札束でビンタから始まる怪力令嬢の勘違い契約結婚~お飾りの妻は最高です~
それにはロベールも動きを止めた。
オリヴィアはチラリと自身の腹を見る。
それで終わればよかったのだが、胃が楽器のように音を奏で続けていた。
最後にキュウーンという鳴き声のように音が止む。


「……えへへ」

「ふ……くくっ」


ロベールが堪えるように笑いながら体が離れていく。


「もっと食事を持ってきてくれ。
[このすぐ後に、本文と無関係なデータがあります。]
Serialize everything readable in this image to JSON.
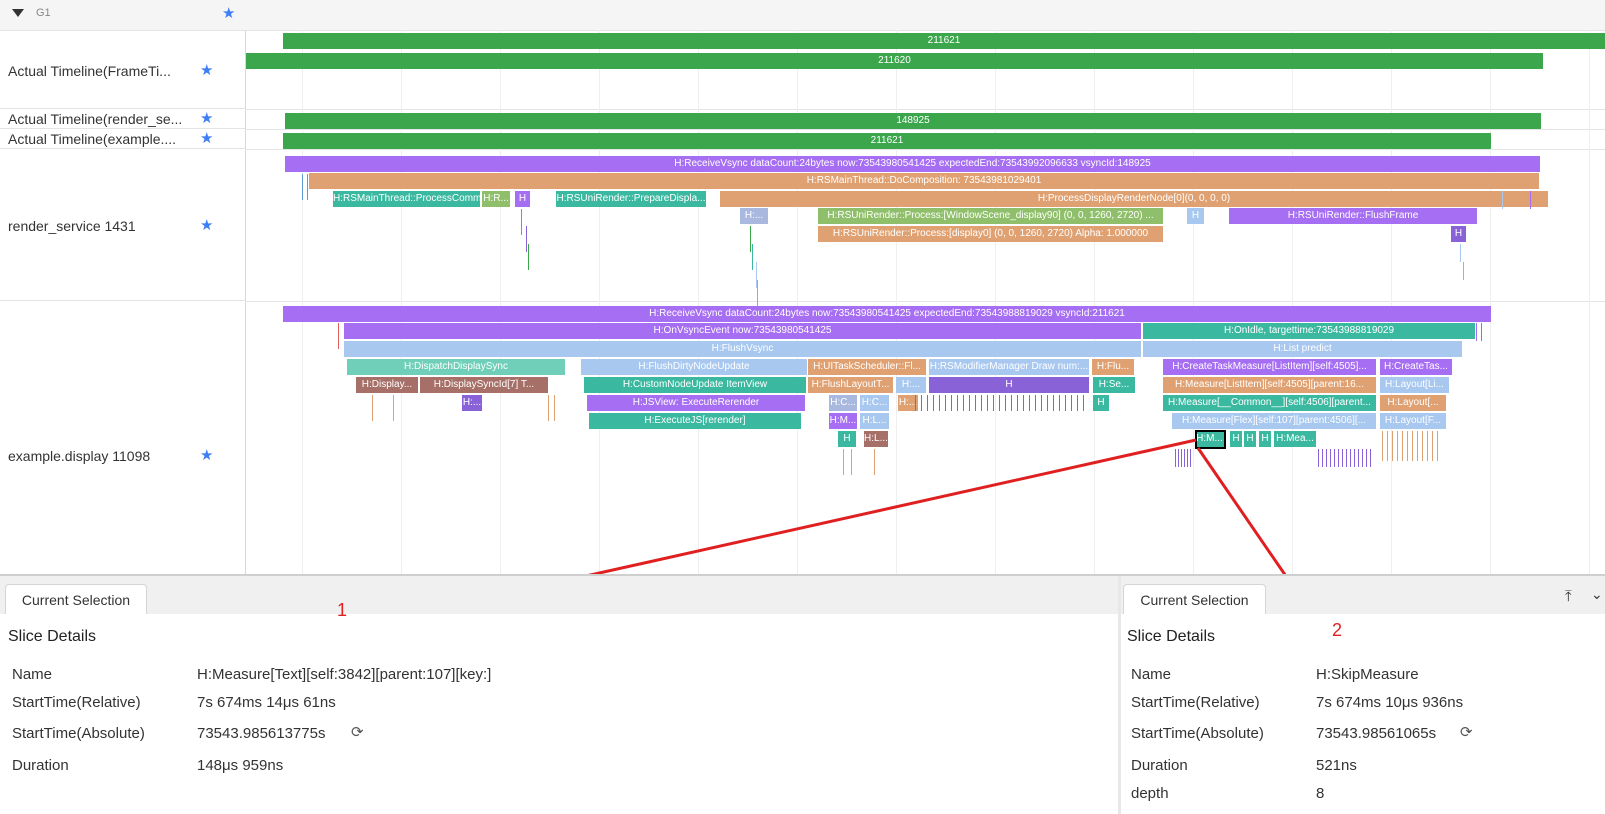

そのあとはゆっくり休むんだろう?」


ロベールの言葉にすぐにマルセルが動き出す。


「あ、ありがとうございます」

「他に何か望みがあったら言ってくれ」


そのままエスコートされるようになぜかソファへ。
食事が運ばれてくるまで、ロベールはソファに腰掛けながらオリヴィアに寄りかかっていた。

(ち、近い……!)

彼と出会ってからというものの、彼が何を考えているのかわかったことはない。
オリヴィアは戸惑っていたがあることを思いつく。


「でしたら今晩、初夜をいたしましょう!」

「…………は?」

「そろそろどちらが強いのか、決着をつけたほうがいいと思うのです」

「ああ……そうか。そうだな」


このとき、オリヴィアは久しぶりに体を動かせることが嬉しいと思っていた。
そしてロベールの唇が弧を描いていることにまったく気づかなかった。